The Glen Grey experiment

The laboratory for the ideas of Cecil Rhodes and Jan Hofmeyr was the African reserve next to Queenstown, originally called the Tambookie Location but later renamed Glen Grey. The reserve had been created in 1853 to accommodate the black population displaced by white commercial farms in the Queenstown district.

Many of the Glen Grey people had become successful peasant farmers but others had no interest in farming and supported themselves by occasional wage labour. Some of the colonial officials blamed these non-productive residents for the overcrowding of the reserves, and thus was born the idea of dividing the black population between serious and respectable peasant farmers, voting for their own councils in their own areas, and wage labourers with limited land rights destined to earn their living by migrant labour on the mines and commercial farms.

Postage stamp depicting the Bunga

A postage stamp depicting the Bunga. The most substantial of the District Councils created by the Glen Grey Act was the United Transkeian Territories General Council, popularly known as the Bunga. It incorporated 27 magisterial districts, though ironically enough Glen Grey itself remained in the Ciskei. From 1976 to 1994 this dignifi ed and spacious building housed the Legislative Assembly of the separate development Republic of Transkei. It is now home to the Nelson Mandela Museum.

The Glen Grey Act of 1894 entrenched white supremacy through creating a special title that allowed prosperous blacks to hold land, but gave them political representation in their own local councils rather than in the government of the Cape itself. The law provided for farms of four morgen, each granted on the basis of ownership or freehold. The eldest son would inherit the plot. The intention was that other sons would be forced to learn ‘the dignity of labour’ and to seek work in the colony. A tax of ten shillings a head was imposed to press all the younger sons to find work to pay the tax. These men were expected to return to the reserve after they had stopped working in the colony, with communal grazing rights meant to meet their needs. Ownership of the new plots would not qualify blacks for the vote.

It was hoped that the Act would deflect black political attention away from Parliament to new institutions in the reserves. There were Location Boards, elected by registered plot holders, and District Councils, for which the Location Boards elected six members, while the government appointed another six to advise on local issues such as the allocation of local levies for public works, schools and clinics.
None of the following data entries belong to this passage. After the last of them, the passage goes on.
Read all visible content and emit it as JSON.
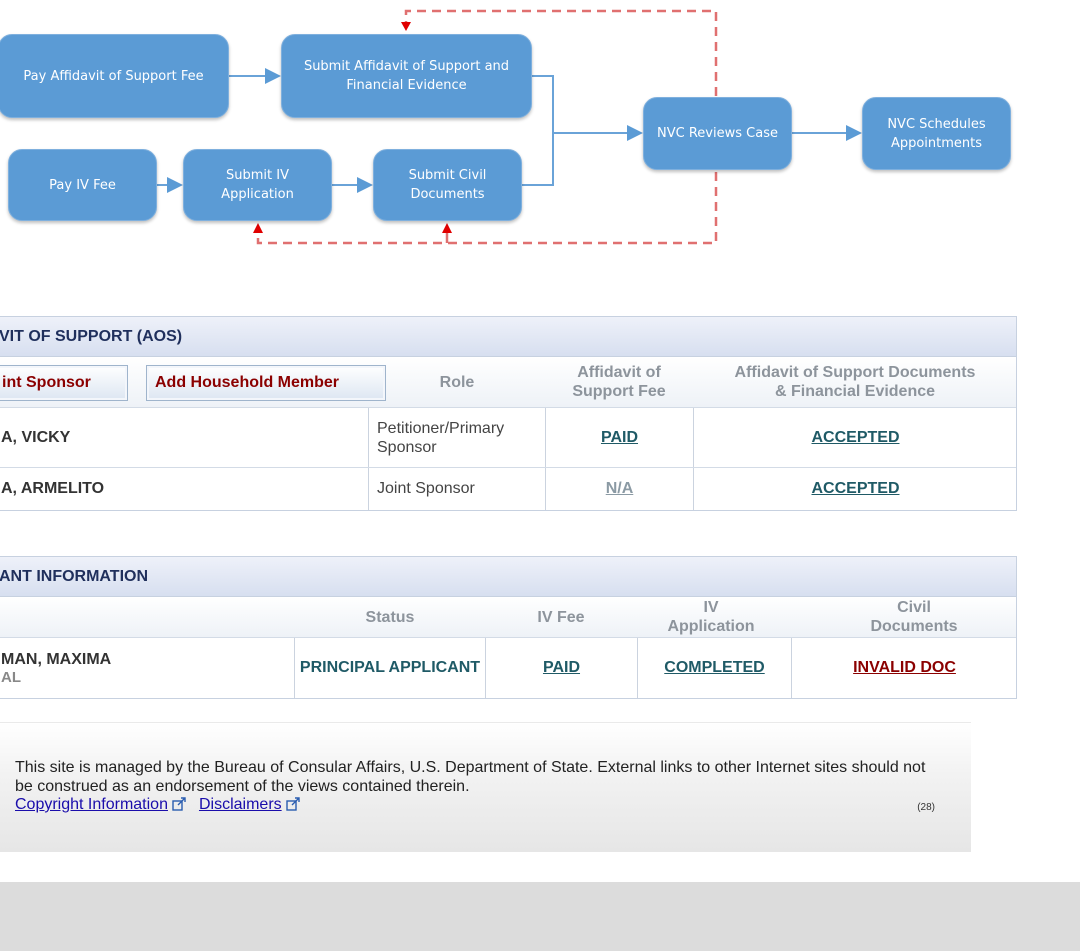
{
  "flow": {
    "nodes": [
      {
        "id": "pay-aos-fee",
        "label": "Pay Affidavit of Support Fee"
      },
      {
        "id": "submit-aos",
        "label": "Submit Affidavit of Support and Financial Evidence"
      },
      {
        "id": "pay-iv-fee",
        "label": "Pay IV Fee"
      },
      {
        "id": "submit-iv",
        "label": "Submit IV Application"
      },
      {
        "id": "submit-civil",
        "label": "Submit Civil Documents"
      },
      {
        "id": "nvc-reviews",
        "label": "NVC Reviews Case"
      },
      {
        "id": "nvc-schedules",
        "label": "NVC Schedules Appointments"
      }
    ]
  },
  "aos": {
    "title": "VIT OF SUPPORT (AOS)",
    "buttons": {
      "joint_sponsor": "int Sponsor",
      "add_household": "Add Household Member"
    },
    "columns": {
      "role": "Role",
      "fee": "Affidavit of Support Fee",
      "docs": "Affidavit of Support Documents & Financial Evidence"
    },
    "rows": [
      {
        "name": "A, VICKY",
        "role": "Petitioner/Primary Sponsor",
        "fee": "PAID",
        "docs": "ACCEPTED"
      },
      {
        "name": "A, ARMELITO",
        "role": "Joint Sponsor",
        "fee": "N/A",
        "docs": "ACCEPTED"
      }
    ]
  },
  "applicant": {
    "title": "ANT INFORMATION",
    "columns": {
      "status": "Status",
      "iv_fee": "IV Fee",
      "iv_app": "IV Application",
      "civil": "Civil Documents"
    },
    "rows": [
      {
        "name": "MAN, MAXIMA",
        "sub": "AL",
        "status": "PRINCIPAL APPLICANT",
        "iv_fee": "PAID",
        "iv_app": "COMPLETED",
        "civil": "INVALID DOC"
      }
    ]
  },
  "footer": {
    "text": "This site is managed by the Bureau of Consular Affairs, U.S. Department of State. External links to other Internet sites should not be construed as an endorsement of the views contained therein.",
    "copyright": "Copyright Information",
    "disclaimers": "Disclaimers",
    "count": "(28)"
  },
  "colors": {
    "node": "#5b9bd5",
    "arrow": "#5b9bd5",
    "loop": "#e06060",
    "loop_arrow": "#e00000",
    "status_link": "#1f5a66",
    "error": "#8b0000"
  }
}
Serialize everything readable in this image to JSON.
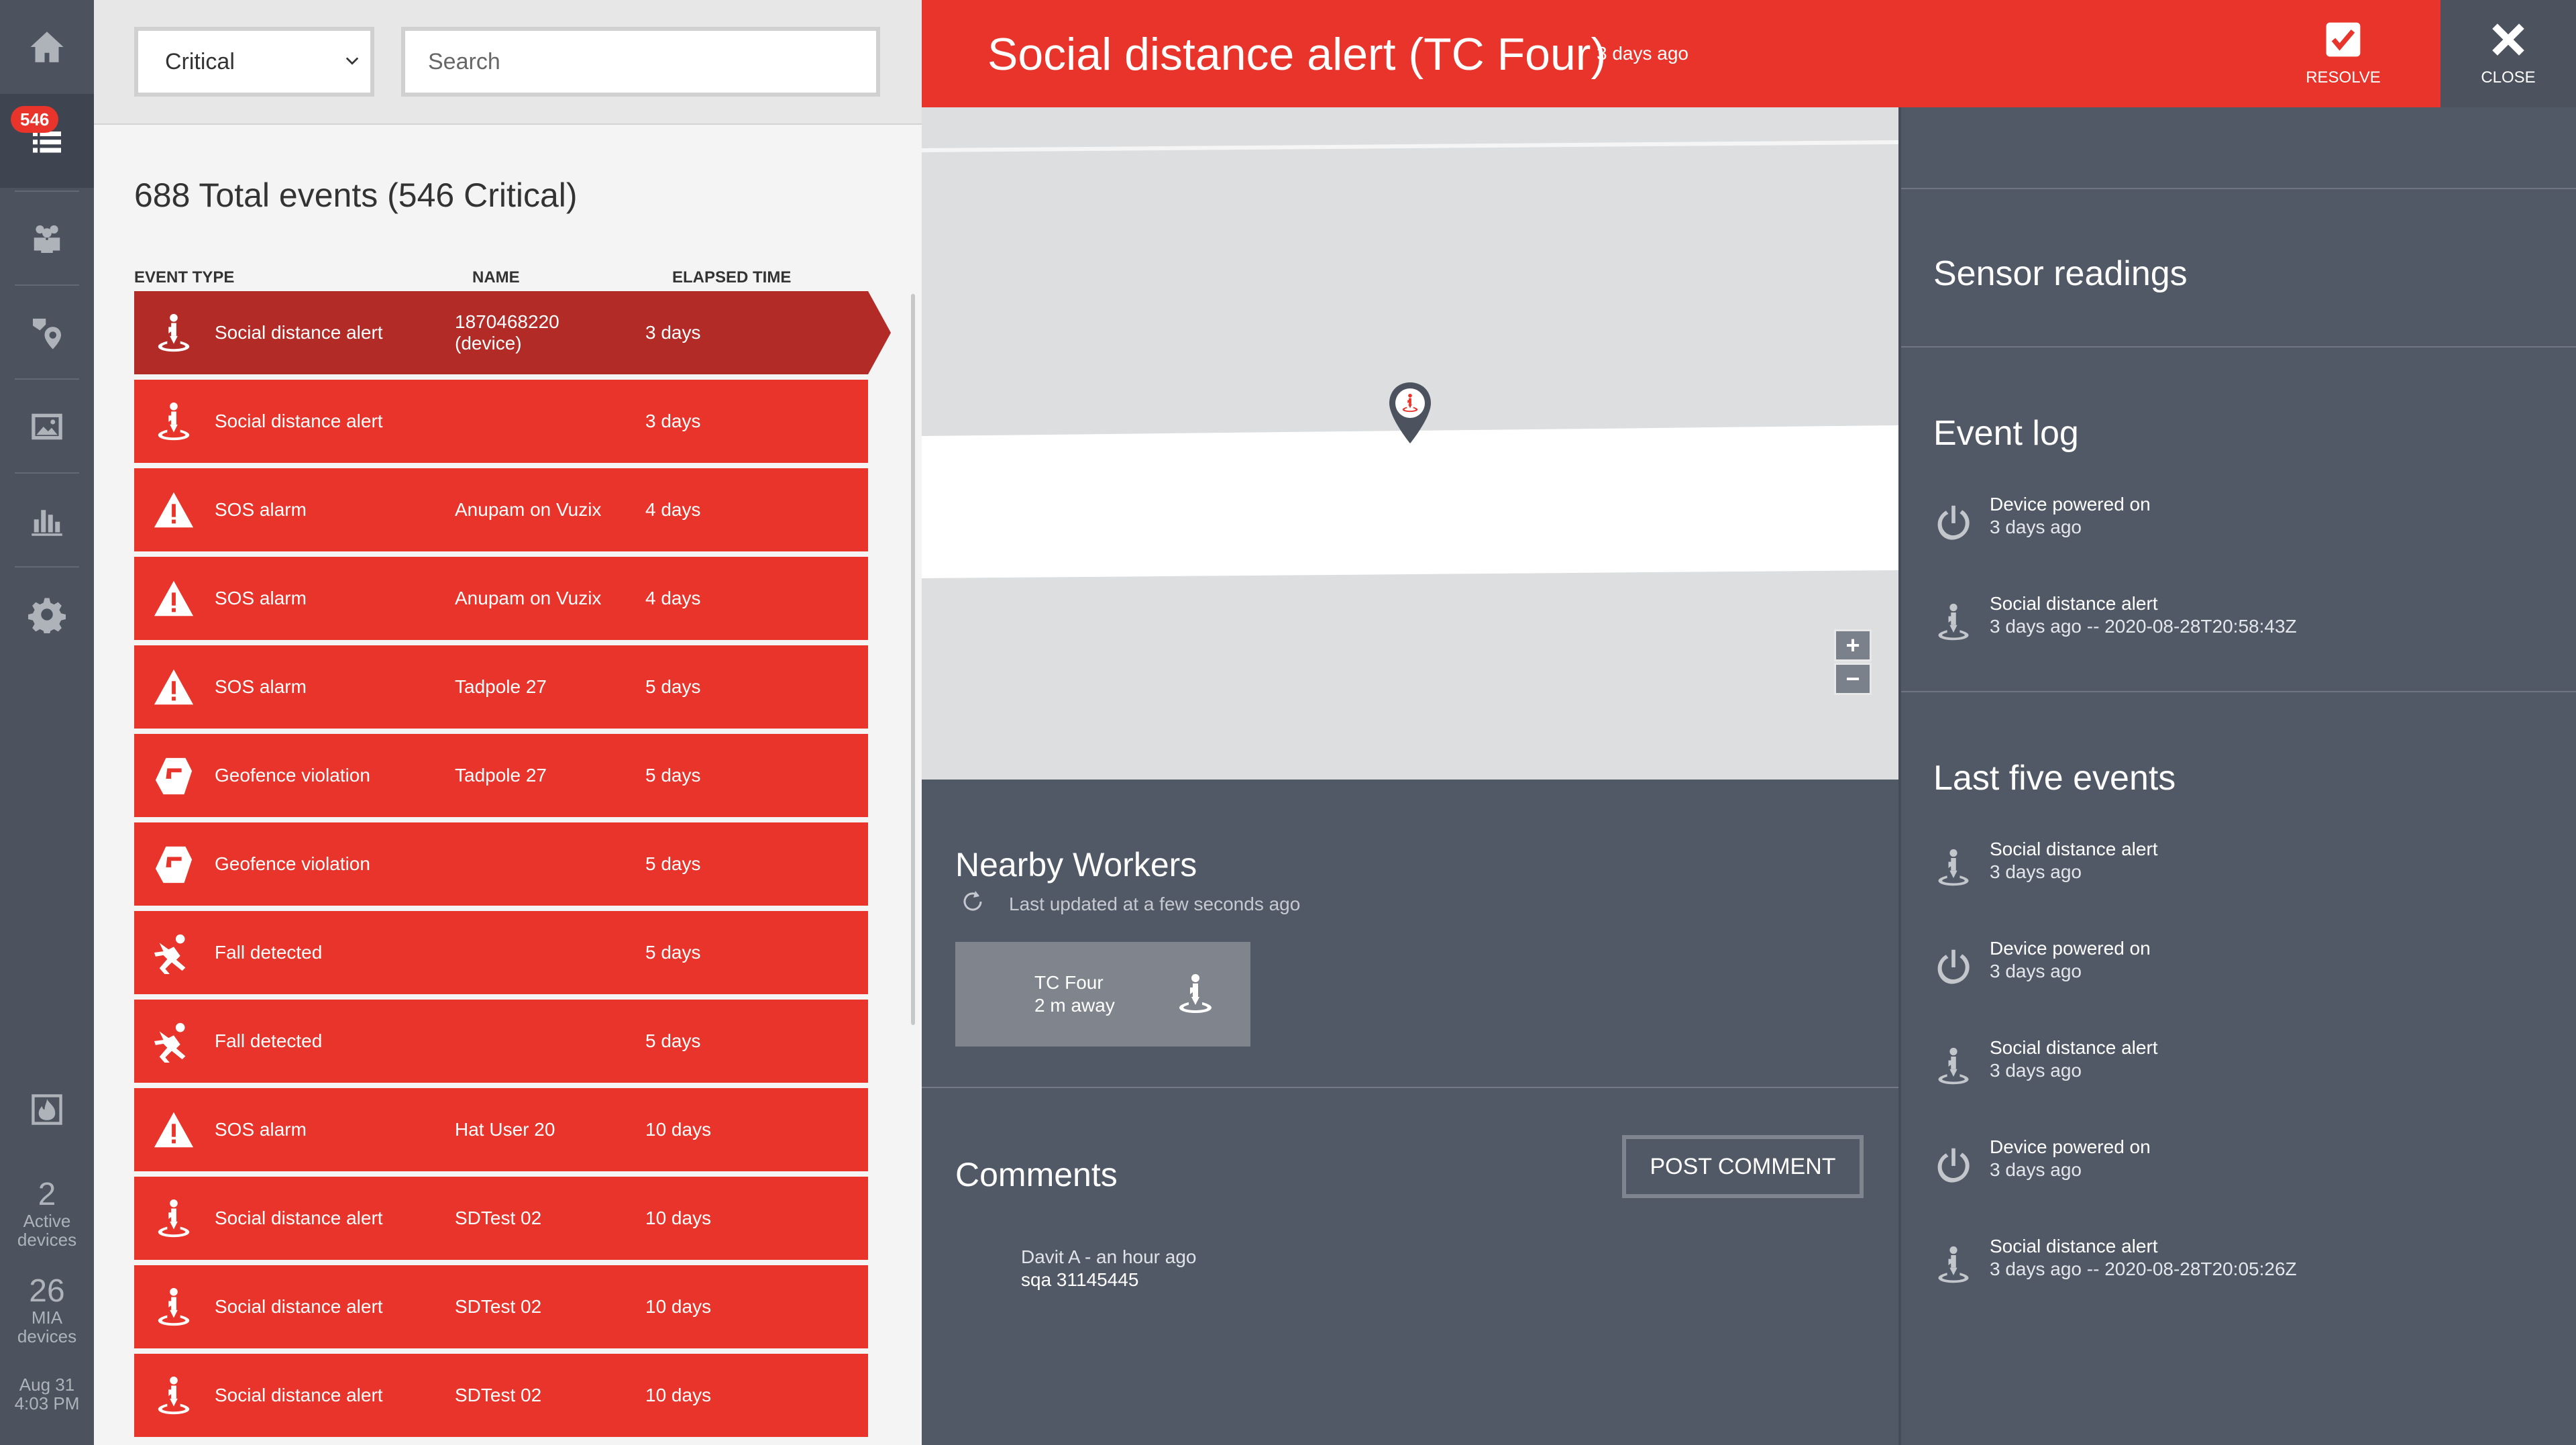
{
  "rail": {
    "badge_count": "546",
    "active_devices": {
      "count": "2",
      "label": "Active devices"
    },
    "mia_devices": {
      "count": "26",
      "label": "MIA devices"
    },
    "clock": {
      "date": "Aug 31",
      "time": "4:03 PM"
    }
  },
  "filters": {
    "severity": "Critical",
    "search_placeholder": "Search"
  },
  "events": {
    "total": "688 Total events (546 Critical)",
    "columns": {
      "type": "EVENT TYPE",
      "name": "NAME",
      "elapsed": "ELAPSED TIME"
    },
    "rows": [
      {
        "type": "Social distance alert",
        "name": "1870468220 (device)",
        "elapsed": "3 days",
        "icon": "social-distance-icon"
      },
      {
        "type": "Social distance alert",
        "name": "",
        "elapsed": "3 days",
        "icon": "social-distance-icon"
      },
      {
        "type": "SOS alarm",
        "name": "Anupam on Vuzix",
        "elapsed": "4 days",
        "icon": "warning-icon"
      },
      {
        "type": "SOS alarm",
        "name": "Anupam on Vuzix",
        "elapsed": "4 days",
        "icon": "warning-icon"
      },
      {
        "type": "SOS alarm",
        "name": "Tadpole 27",
        "elapsed": "5 days",
        "icon": "warning-icon"
      },
      {
        "type": "Geofence violation",
        "name": "Tadpole 27",
        "elapsed": "5 days",
        "icon": "geofence-icon"
      },
      {
        "type": "Geofence violation",
        "name": "",
        "elapsed": "5 days",
        "icon": "geofence-icon"
      },
      {
        "type": "Fall detected",
        "name": "",
        "elapsed": "5 days",
        "icon": "fall-icon"
      },
      {
        "type": "Fall detected",
        "name": "",
        "elapsed": "5 days",
        "icon": "fall-icon"
      },
      {
        "type": "SOS alarm",
        "name": "Hat User 20",
        "elapsed": "10 days",
        "icon": "warning-icon"
      },
      {
        "type": "Social distance alert",
        "name": "SDTest 02",
        "elapsed": "10 days",
        "icon": "social-distance-icon"
      },
      {
        "type": "Social distance alert",
        "name": "SDTest 02",
        "elapsed": "10 days",
        "icon": "social-distance-icon"
      },
      {
        "type": "Social distance alert",
        "name": "SDTest 02",
        "elapsed": "10 days",
        "icon": "social-distance-icon"
      }
    ]
  },
  "header": {
    "title": "Social distance alert (TC Four)",
    "time": "3 days ago",
    "resolve_label": "RESOLVE",
    "close_label": "CLOSE"
  },
  "map": {
    "zoom_in": "+",
    "zoom_out": "−"
  },
  "nearby": {
    "title": "Nearby Workers",
    "updated": "Last updated at a few seconds ago",
    "worker": {
      "name": "TC Four",
      "distance": "2 m away"
    }
  },
  "comments": {
    "title": "Comments",
    "post_label": "POST COMMENT",
    "items": [
      {
        "author": "Davit A - an hour ago",
        "text": "sqa 31145445"
      }
    ]
  },
  "right": {
    "sensor_title": "Sensor readings",
    "event_log_title": "Event log",
    "event_log": [
      {
        "title": "Device powered on",
        "time": "3 days ago",
        "icon": "power-icon"
      },
      {
        "title": "Social distance alert",
        "time": "3 days ago -- 2020-08-28T20:58:43Z",
        "icon": "social-distance-icon"
      }
    ],
    "last_five_title": "Last five events",
    "last_five": [
      {
        "title": "Social distance alert",
        "time": "3 days ago",
        "icon": "social-distance-icon"
      },
      {
        "title": "Device powered on",
        "time": "3 days ago",
        "icon": "power-icon"
      },
      {
        "title": "Social distance alert",
        "time": "3 days ago",
        "icon": "social-distance-icon"
      },
      {
        "title": "Device powered on",
        "time": "3 days ago",
        "icon": "power-icon"
      },
      {
        "title": "Social distance alert",
        "time": "3 days ago -- 2020-08-28T20:05:26Z",
        "icon": "social-distance-icon"
      }
    ]
  },
  "colors": {
    "alert_red": "#e8342a",
    "selected_red": "#b22b27",
    "panel_slate": "#525966",
    "rail": "#4c535e"
  }
}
The Glen Grey plan was meant to provide for productive black peasants to influence politics where they lived, but it did not work out this way. The labour tax and the imposition of individual land tenure were fiercely resisted and never actually implemented. The most lasting significance of the Act was its displacement of the political rights of Africans living in communalareas, away from the seat of power in Parliament and into Local Councils which, by their nature, were precluded from dealing with national issues. In this respect, the Glen Grey Act was indeed most successful, and the District Councils established in consequence later became the basis of the independent homeland parliaments.